Nelle campagne irlandesi capita spesso di imbattersi nelle cosiddette famine roads, le ‘strade della carestia’. Si tratta di percorsi che non conducono in alcun luogo specifico, nati a metà Ottocento durante la Grande Carestia con l’unico scopo di offrire un salario minimo a migliaia di persone ridotte allo stremo.
Molte di queste vie furono abbandonate prima ancora di essere completate, trasformandosi nel tempo nel simbolo visibile delle controverse politiche adottate dalle autorità britanniche per affrontare l’emergenza.
Ma che fine hanno fatto oggi? Alcune sono state integrate nella rete viaria moderna, come il suggestivo Healy Pass che collega le contee di Kerry e Cork; altre sono diventate itinerari per escursionisti all’interno del Burren National Park o lungo il fiordo di Killary. La maggior parte, tuttavia, è stata lentamente inghiottita dalla vegetazione e dimenticata.
Le famine roads si concentrano soprattutto nell’ovest dell’Irlanda, la regione più duramente colpita dal flagello. Sebbene non esista un censimento completo, uno studio del 2021 condotto in una sola porzione della contea di Fermanagh ne ha individuate ben trentaquattro, suggerendo che sull’intera isola possano essercene centinaia.
Il cartografo Mike Murphy, dell’Università di Cork, le ha efficacemente definite “monumenti alla carestia costruiti dalle stesse vittime”. La loro storia è infatti indissolubilmente legata alla crisi alimentare che, tra il 1845 e il 1850, provocò la morte di circa un milione di persone e costrinse altri due milioni a emigrare, principalmente verso il Regno Unito e gli Stati Uniti. La catastrofe fu innescata dalla peronospora, un fungo che distrusse i raccolti di patate da cui dipendeva la sopravvivenza della popolazione rurale.
A trasformare una calamità agricola in una grave crisi umanitaria contribuirono però le decisioni del governo britannico, che all’epoca amministrava l’isola. Influenzata dalle teorie economiche liberiste e dal pregiudizio morale secondo cui l’assistenza gratuita avrebbe incoraggiato l’ozio, Londra preferì avviare massicci programmi di lavori pubblici piuttosto che distribuire aiuti diretti. Nel marzo del 1847, oltre 700.000 persone erano impiegate in queste opere, molte delle quali del tutto prive di utilità pratica.
La costruzione delle famine roads richiedeva un grande dispendio di energia fisica: turni estenuanti di dodici ore a fronte di una paga misera, appena sufficiente a comprare il cibo per non morire. Gli operai, quasi esclusivamente uomini adulti già debilitati dalla denutrizione, furono costretti a scavare, per ore durante l’inverno del 1846-1847, uno dei più rigidi del secolo. In migliaia persero la vita sui cantieri, stroncati dagli sforzi e dalle malattie, tra cui il tifo.
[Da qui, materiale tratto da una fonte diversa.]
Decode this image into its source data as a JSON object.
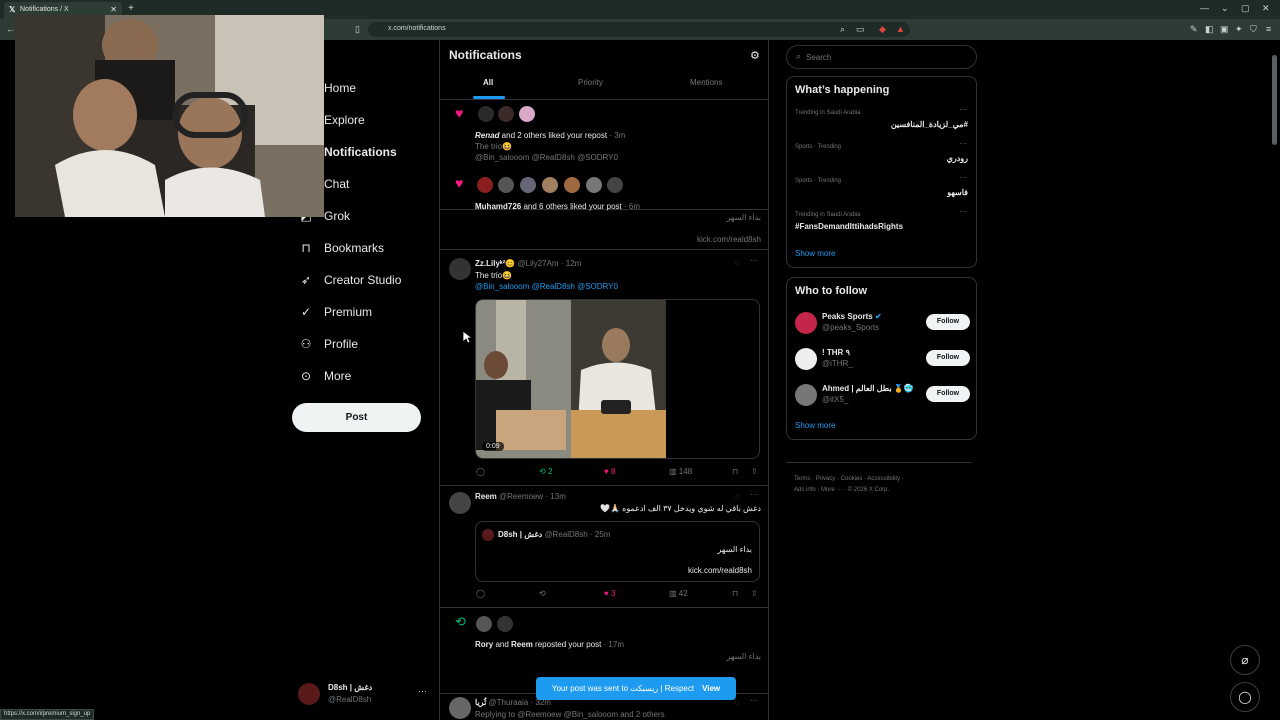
{
  "browser": {
    "tab_title": "Notifications / X",
    "url": "x.com/notifications",
    "status_url": "https://x.com/i/premium_sign_up"
  },
  "nav": {
    "items": [
      {
        "label": "Home",
        "icon": "home-icon"
      },
      {
        "label": "Explore",
        "icon": "search-icon"
      },
      {
        "label": "Notifications",
        "icon": "bell-icon"
      },
      {
        "label": "Chat",
        "icon": "chat-icon"
      },
      {
        "label": "Grok",
        "icon": "grok-icon"
      },
      {
        "label": "Bookmarks",
        "icon": "bookmark-icon"
      },
      {
        "label": "Creator Studio",
        "icon": "rocket-icon"
      },
      {
        "label": "Premium",
        "icon": "verified-icon"
      },
      {
        "label": "Profile",
        "icon": "person-icon"
      },
      {
        "label": "More",
        "icon": "more-circle-icon"
      }
    ],
    "post_label": "Post",
    "account": {
      "name": "D8sh | دغش",
      "handle": "@RealD8sh"
    }
  },
  "main": {
    "title": "Notifications",
    "tabs": [
      "All",
      "Priority",
      "Mentions"
    ],
    "n1": {
      "actor": "Renad",
      "text": " and 2 others liked your repost",
      "time": "· 3m",
      "body": "The trio😆",
      "mentions": "@Bin_salooom @RealD8sh @SODRY0"
    },
    "n2": {
      "actor": "Muhamd726",
      "text": " and 6 others liked your post",
      "time": "· 6m",
      "body_ar": "بداء السهر",
      "link": "kick.com/reald8sh"
    },
    "t1": {
      "name": "Zz.Lilyᵏ²😊",
      "handle": "@Lily27Am",
      "time": "· 12m",
      "body": "The trio😆",
      "mentions": "@Bin_salooom @RealD8sh @SODRY0",
      "duration": "0:09",
      "retweets": "2",
      "likes": "8",
      "views": "148"
    },
    "t2": {
      "name": "Reem",
      "handle": "@Reemoew",
      "time": "· 13m",
      "body": "دغش باقي له شوي ويدخل ٣٧ الف ادعموه 🙏🏻🤍",
      "quote_name": "D8sh | دغش",
      "quote_handle": "@RealD8sh",
      "quote_time": "· 25m",
      "quote_ar": "بداء السهر",
      "quote_link": "kick.com/reald8sh",
      "likes": "3",
      "views": "42"
    },
    "n3": {
      "actor1": "Rory",
      "and": " and ",
      "actor2": "Reem",
      "text": " reposted your post",
      "time": "· 17m",
      "body_ar": "بداء السهر"
    },
    "t3": {
      "name": "ثُريا",
      "handle": "@Thuraaia",
      "time": "· 32m",
      "replying": "Replying to @Reemoew @Bin_salooom and 2 others"
    }
  },
  "right": {
    "search_placeholder": "Search",
    "happening_title": "What’s happening",
    "trends": [
      {
        "context": "Trending in Saudi Arabia",
        "topic": "#مي_لزيادة_المنافسين"
      },
      {
        "context": "Sports · Trending",
        "topic": "رودري"
      },
      {
        "context": "Sports · Trending",
        "topic": "فاسهو"
      },
      {
        "context": "Trending in Saudi Arabia",
        "topic": "#FansDemandIttihadsRights"
      }
    ],
    "show_more": "Show more",
    "wtf_title": "Who to follow",
    "follow": [
      {
        "name": "Peaks Sports",
        "handle": "@peaks_Sports",
        "button": "Follow"
      },
      {
        "name": "! THR ٩",
        "handle": "@iTHR_",
        "button": "Follow"
      },
      {
        "name": "Ahmed | بطل العالم 🏅🥶",
        "handle": "@itX5_",
        "button": "Follow"
      }
    ],
    "footer": [
      "Terms",
      "Privacy",
      "Cookies",
      "Accessibility",
      "Ads info",
      "More ···",
      "© 2026 X Corp."
    ]
  },
  "toast": {
    "text": "Your post was sent to ريسبكت | Respect",
    "action": "View"
  }
}
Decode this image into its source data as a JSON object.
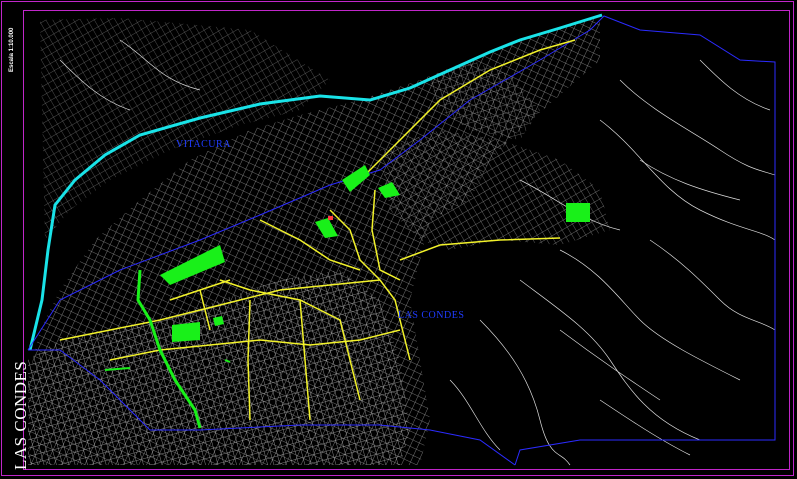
{
  "map": {
    "municipality_title": "LAS CONDES",
    "scale_text": "Escala 1:10.000",
    "districts": [
      {
        "id": "vitacura",
        "label": "VITACURA"
      },
      {
        "id": "las-condes",
        "label": "LAS CONDES"
      }
    ],
    "colors": {
      "background": "#000000",
      "frame": "#c026c9",
      "streets": "#c8c8c8",
      "main_roads": "#f2f22a",
      "river": "#19e3e8",
      "boundary": "#2b2bff",
      "parks": "#19f019",
      "labels": "#1f3bff"
    }
  }
}
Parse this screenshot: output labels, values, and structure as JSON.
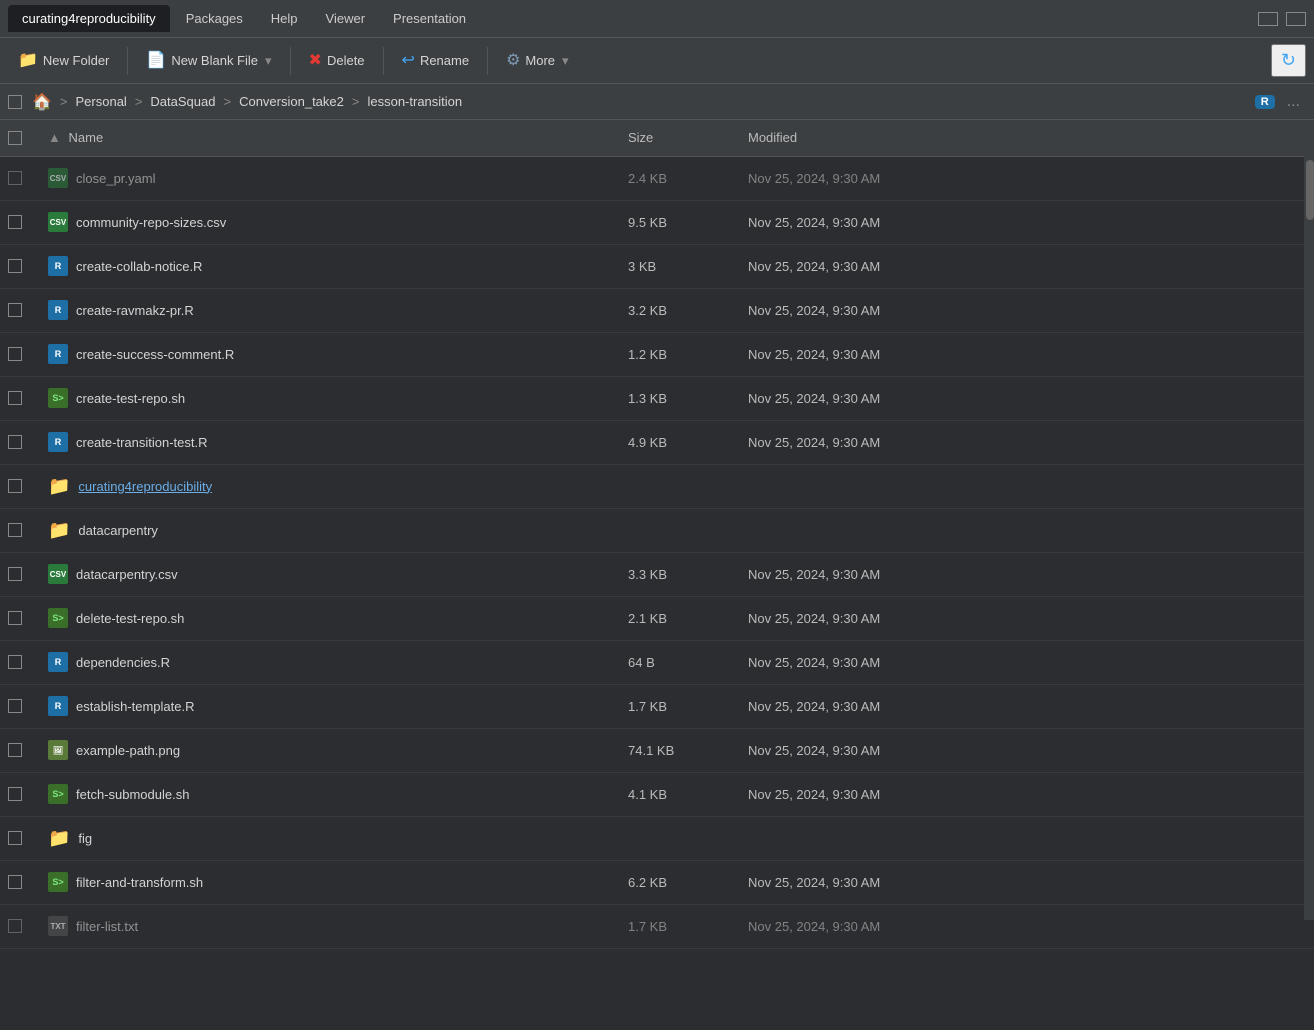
{
  "titlebar": {
    "active_tab": "curating4reproducibility",
    "menus": [
      "Packages",
      "Help",
      "Viewer",
      "Presentation"
    ],
    "window_controls": [
      "minimize",
      "maximize"
    ]
  },
  "toolbar": {
    "new_folder_label": "New Folder",
    "new_blank_file_label": "New Blank File",
    "delete_label": "Delete",
    "rename_label": "Rename",
    "more_label": "More",
    "refresh_icon": "↻"
  },
  "breadcrumb": {
    "home_icon": "🏠",
    "items": [
      "Home",
      "Personal",
      "DataSquad",
      "Conversion_take2",
      "lesson-transition"
    ],
    "separators": [
      ">",
      ">",
      ">",
      ">"
    ],
    "r_badge": "R",
    "dots": "..."
  },
  "table": {
    "columns": [
      "Name",
      "Size",
      "Modified"
    ],
    "sort_col": "Name",
    "sort_dir": "asc",
    "files": [
      {
        "name": "close_pr.yaml",
        "icon": "csv",
        "size": "2.4 KB",
        "modified": "Nov 25, 2024, 9:30 AM",
        "faded": true
      },
      {
        "name": "community-repo-sizes.csv",
        "icon": "csv",
        "size": "9.5 KB",
        "modified": "Nov 25, 2024, 9:30 AM",
        "faded": false
      },
      {
        "name": "create-collab-notice.R",
        "icon": "r",
        "size": "3 KB",
        "modified": "Nov 25, 2024, 9:30 AM",
        "faded": false
      },
      {
        "name": "create-ravmakz-pr.R",
        "icon": "r",
        "size": "3.2 KB",
        "modified": "Nov 25, 2024, 9:30 AM",
        "faded": false
      },
      {
        "name": "create-success-comment.R",
        "icon": "r",
        "size": "1.2 KB",
        "modified": "Nov 25, 2024, 9:30 AM",
        "faded": false
      },
      {
        "name": "create-test-repo.sh",
        "icon": "sh",
        "size": "1.3 KB",
        "modified": "Nov 25, 2024, 9:30 AM",
        "faded": false
      },
      {
        "name": "create-transition-test.R",
        "icon": "r",
        "size": "4.9 KB",
        "modified": "Nov 25, 2024, 9:30 AM",
        "faded": false
      },
      {
        "name": "curating4reproducibility",
        "icon": "folder",
        "size": "",
        "modified": "",
        "link": true,
        "faded": false
      },
      {
        "name": "datacarpentry",
        "icon": "folder",
        "size": "",
        "modified": "",
        "faded": false
      },
      {
        "name": "datacarpentry.csv",
        "icon": "csv",
        "size": "3.3 KB",
        "modified": "Nov 25, 2024, 9:30 AM",
        "faded": false
      },
      {
        "name": "delete-test-repo.sh",
        "icon": "sh",
        "size": "2.1 KB",
        "modified": "Nov 25, 2024, 9:30 AM",
        "faded": false
      },
      {
        "name": "dependencies.R",
        "icon": "r",
        "size": "64 B",
        "modified": "Nov 25, 2024, 9:30 AM",
        "faded": false
      },
      {
        "name": "establish-template.R",
        "icon": "r",
        "size": "1.7 KB",
        "modified": "Nov 25, 2024, 9:30 AM",
        "faded": false
      },
      {
        "name": "example-path.png",
        "icon": "png",
        "size": "74.1 KB",
        "modified": "Nov 25, 2024, 9:30 AM",
        "faded": false
      },
      {
        "name": "fetch-submodule.sh",
        "icon": "sh",
        "size": "4.1 KB",
        "modified": "Nov 25, 2024, 9:30 AM",
        "faded": false
      },
      {
        "name": "fig",
        "icon": "folder",
        "size": "",
        "modified": "",
        "faded": false
      },
      {
        "name": "filter-and-transform.sh",
        "icon": "sh",
        "size": "6.2 KB",
        "modified": "Nov 25, 2024, 9:30 AM",
        "faded": false
      },
      {
        "name": "filter-list.txt",
        "icon": "txt",
        "size": "1.7 KB",
        "modified": "Nov 25, 2024, 9:30 AM",
        "faded": true
      }
    ]
  }
}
In genere queste strade venivano progettate semplicemente tracciando una linea sulla mappa da un punto all’altro, senza alcun rilievo topografico del terreno. Di conseguenza, in diverse località, i lavoratori già sfiniti si trovarono costretti a spaccare a mani nude la roccia solida. I turni erano massacranti e le regole spietate: un solo ritardo costava una decurtazione della paga, e l’assenza all’appello finale significava perdere l’intero compenso giornaliero.
Eppure, per chi era ridotto alla fame, il lavoro sulle famine roads restava l’unica speranza di sopravvivenza. La disperazione alimentava una concorrenza feroce per accaparrarsi quei posti: lungo i cantieri, la gente si accalcava ai margini delle strade per osservare gli operai, sperando che qualcuno crollasse a terra stremato pur di poterne prendere il posto.
Consapevole del fallimento del sistema, a metà del 1847 il governo britannico decise di chiudere gran parte dei cantieri, passando a forme di assistenza diretta come le soup kitchens (le mense dei poveri). Questi interventi si rivelarono comunque tardivi e insufficienti per arginare un disastro ormai fuori controllo.
La Grande Carestia resta tuttora una delle pagine più dolorose dell’identità irlandese: oltre a stravolgere la demografia del Paese, la cui popolazione, a distanza di quasi due secoli, non ha ancora recuperato i livelli precedenti al 1845, contribuì ad alimentare il sentimento nazionalista che avrebbe portato, alcuni decenni più tardi, a quel desiderio di indipendenza della maggior parte dell’isola dal Regno Unito.